Chronique

Anna Webber Simple Trio

simpletrio2000

Anna Webber (ts, fl), Matt Mitchell (p), John Hollenbeck (d).

Label / Distribution : Intakt Records

Dix ans après la création du Simple Trio d’Anna Webber avec le rythmicien John Hollenbeck et le pianiste Matt Mitchell, c’est avec grand intérêt que nous retrouvons cette formation dans un exercice similaire. En dix ans, elle s’est nourrie des influences de chacun, et le jeu d’Anna Webber, ce son et cette rigueur si familière se confrontent avec beaucoup de bonheur au travail précis et obsessionnel d’Hollenbeck.
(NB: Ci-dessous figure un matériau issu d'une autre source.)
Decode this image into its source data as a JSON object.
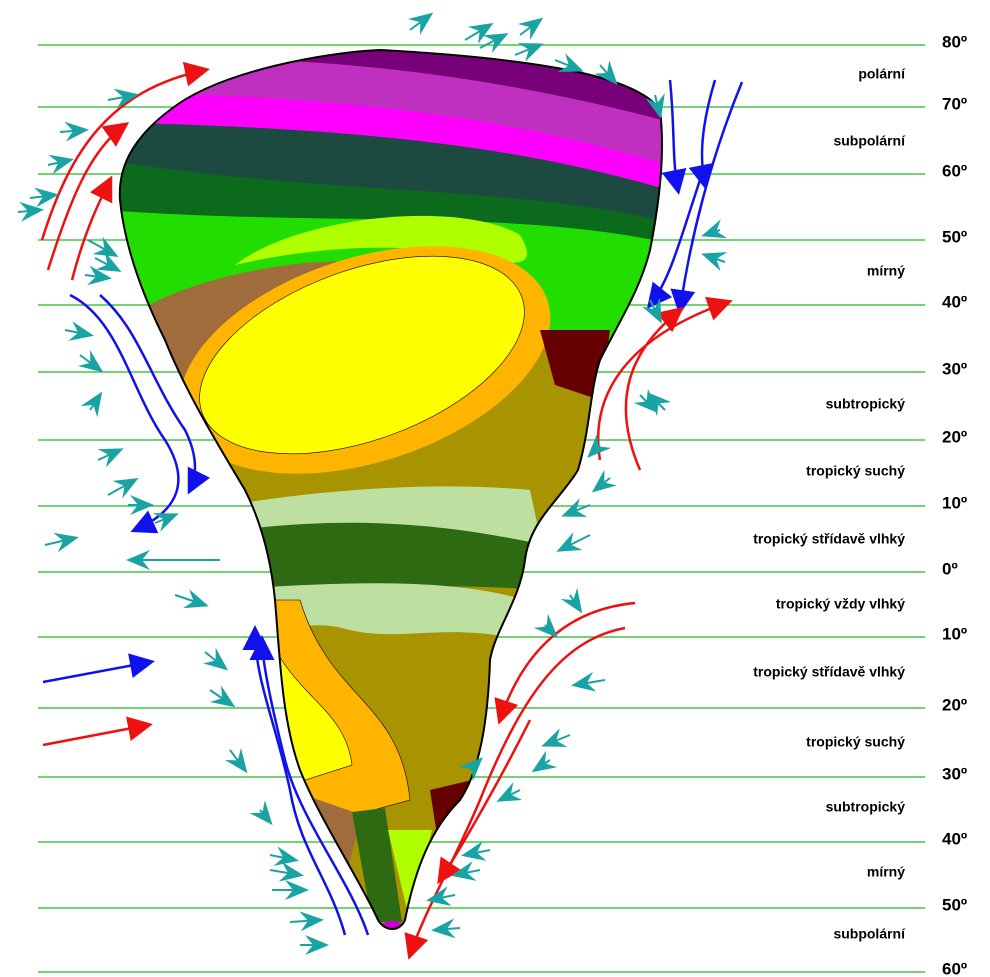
{
  "latitudes": [
    "80º",
    "70º",
    "60º",
    "50º",
    "40º",
    "30º",
    "20º",
    "10º",
    "0º",
    "10º",
    "20º",
    "30º",
    "40º",
    "50º",
    "60º"
  ],
  "zones": [
    "polární",
    "subpolární",
    "mírný",
    "subtropický",
    "tropický suchý",
    "tropický střídavě vlhký",
    "tropický vždy vlhký",
    "tropický střídavě vlhký",
    "tropický suchý",
    "subtropický",
    "mírný",
    "subpolární"
  ]
}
Bloc contre bloc, à la manière des engrenages, le piano de Mitchell venant alimenter une mécanique volontiers entropique, voici ce qui apparaît sur « Slingshot », le premier morceau voulu presque comme un manifeste ; la main droite du pianiste est dure et pleine d’une rage volontiers désincarnée qui donne du mouvement et une fièvre grandissante à la batterie.
 
Tout est affaire de langage. On sait Anna Webber très concernée par l’écriture et la volonté de transcender un jazz qui regarde volontiers vers la musique contemporaine et la musique ancienne, en témoigne son travail sur l’intonation juste qui trouve ici quelques échos (« Moveable Do »). Quant à la contemporanéité, c’est presque naturellement avec l’un de ses Idiom qu’elle apparaît le plus clairement ; « Idiom VII » est un avatar du travail qu’elle mène depuis le début de cette décennie, et qui concernait le trio. Fait de motifs répétitifs sans cesse remis en question par de lentes écorchures du saxophone, ce morceau est sans nul doute le sommet de l’album par la cohésion remarquable des musiciens qui jouent avec un grand naturel une musique assez complexe.
 
C’est la nature même du trio que de jouer simple. Il y a dans cette musique de Webber comme une capacité à tout rendre clair, voire lumineux, même les équations complexes de « Miiire » où Anna Webber passe à la flûte dans un entrelacement vertigineux de Hollenbeck et de Mitchell. Ce qui pourrait passer pour tortueux et sibyllin apparaît avec la luxuriance d’une plante vivace, jamais rassasiée de s’étendre et de jeter çà et là quelques fleurs. Anna Webber est vraiment l’une des compositrices qui comptent le plus pour l’époque. La rencontre avec ses deux compagnons et la pertinence de son échange avec son batteur sont une définition assez simple – forcément – de l’interplay débarrassé de tous les carcans.